Religious, Spiritual & Philosophical Connections – connecting with your own community of choice (many of whom have moved to a virtual format) is always a plus. One option connected to Emory is the Beloved Community worshipping community, a Protestant service of worship held on the Atlanta campus of Emory University. If you’d like to join us this Sunday via zoom, please go to this site: https://emory.zoom.us/j/857899939.
Down Dog App – an app that has yoga and other workouts is offering their apps free until July 1 for educators and students (K-12 and college). To access the free membership, search for “Down Dog” in the app store and sign up with your .edu email address.
Headspace – is a meditation app that has a special COVID-19 website right now found at this site: www.headspace.com/covid-19. You can find some of their free meditations on here and decide which of their apps to download.

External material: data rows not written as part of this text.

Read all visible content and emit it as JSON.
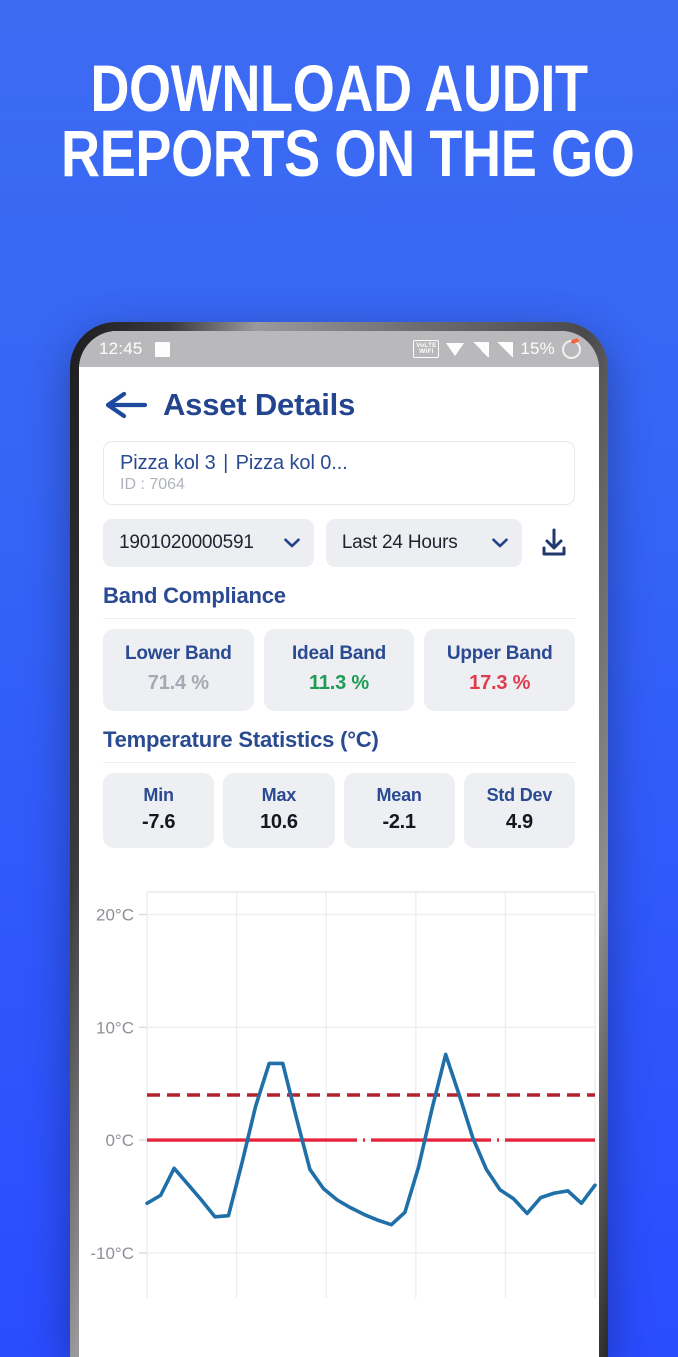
{
  "headline": {
    "line1": "DOWNLOAD AUDIT",
    "line2": "REPORTS ON THE GO"
  },
  "statusbar": {
    "time": "12:45",
    "recording_icon": "square-icon",
    "vowifi_top": "VoLTE",
    "vowifi_bottom": "WiFi",
    "wifi_icon": "wifi-icon",
    "signal_icon": "signal-bars-icon",
    "battery_percent": "15%",
    "battery_icon": "battery-ring-icon"
  },
  "appbar": {
    "back_icon": "back-arrow-icon",
    "title": "Asset Details"
  },
  "asset": {
    "name_primary": "Pizza kol 3",
    "separator": "|",
    "name_secondary": "Pizza kol 0...",
    "id_label": "ID : 7064"
  },
  "controls": {
    "serial_value": "1901020000591",
    "serial_chevron": "chevron-down-icon",
    "range_value": "Last 24 Hours",
    "range_chevron": "chevron-down-icon",
    "download_icon": "download-icon"
  },
  "band_compliance": {
    "title": "Band Compliance",
    "cards": [
      {
        "label": "Lower Band",
        "value": "71.4 %",
        "color": "#a6a9b4"
      },
      {
        "label": "Ideal Band",
        "value": "11.3 %",
        "color": "#1f9b54"
      },
      {
        "label": "Upper Band",
        "value": "17.3 %",
        "color": "#e03b4c"
      }
    ]
  },
  "temperature_statistics": {
    "title": "Temperature Statistics (°C)",
    "cards": [
      {
        "label": "Min",
        "value": "-7.6"
      },
      {
        "label": "Max",
        "value": "10.6"
      },
      {
        "label": "Mean",
        "value": "-2.1"
      },
      {
        "label": "Std Dev",
        "value": "4.9"
      }
    ]
  },
  "chart_data": {
    "type": "line",
    "title": "",
    "xlabel": "",
    "ylabel": "",
    "ylim": [
      -14,
      22
    ],
    "yticks": [
      20,
      10,
      0,
      -10
    ],
    "ytick_labels": [
      "20°C",
      "10°C",
      "0°C",
      "-10°C"
    ],
    "xticks": [
      0,
      6,
      12,
      18,
      24,
      30
    ],
    "xtick_labels": [
      "",
      "",
      "",
      "",
      "",
      ""
    ],
    "grid": true,
    "legend": "none",
    "line_color": "#1f6fa8",
    "series": [
      {
        "name": "Temperature",
        "color": "#1f6fa8",
        "x": [
          0,
          1,
          2,
          3,
          4,
          5,
          6,
          7,
          8,
          9,
          10,
          11,
          12,
          13,
          14,
          15,
          16,
          17,
          18,
          19,
          20,
          21,
          22,
          23,
          24,
          25,
          26,
          27,
          28,
          29,
          30,
          31,
          32,
          33
        ],
        "values": [
          -5.6,
          -4.9,
          -2.5,
          -3.9,
          -5.3,
          -6.8,
          -6.7,
          -2.0,
          3.0,
          6.8,
          6.8,
          2.0,
          -2.6,
          -4.3,
          -5.3,
          -6.0,
          -6.6,
          -7.1,
          -7.5,
          -6.4,
          -2.4,
          2.8,
          7.6,
          4.0,
          0.2,
          -2.6,
          -4.4,
          -5.2,
          -6.5,
          -5.1,
          -4.7,
          -4.5,
          -5.6,
          -4.0
        ]
      }
    ],
    "threshold_lines": [
      {
        "name": "Upper Band",
        "value": 4.0,
        "color": "#b3232e",
        "style": "dashed"
      },
      {
        "name": "Lower Band",
        "value": 0.0,
        "color": "#e5243c",
        "style": "solid"
      }
    ]
  }
}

The Center for Contemplative Mind in Society - is an organization dedicated to transforming higher education by supporting and encouraging the use of contemplative/introspective practices. You may find some helpful practices on their site at: www.contemplativemind.org.
Remember HOPE – in these times of uncertainty. Honor your fears, anxieties, concerns and grief. Only you know how you’re doing, but don’t forget to connect with others in responsible ways. Practice empathy, kindness and gratitude. Everyone has breath, so don’t forget to breathe and breathe again.
Take good care of yourselves, practice social distancing and remember to wash your hands!
The Rev. Dr. Lyn Pace is the college chaplain at Oxford College of Emory University.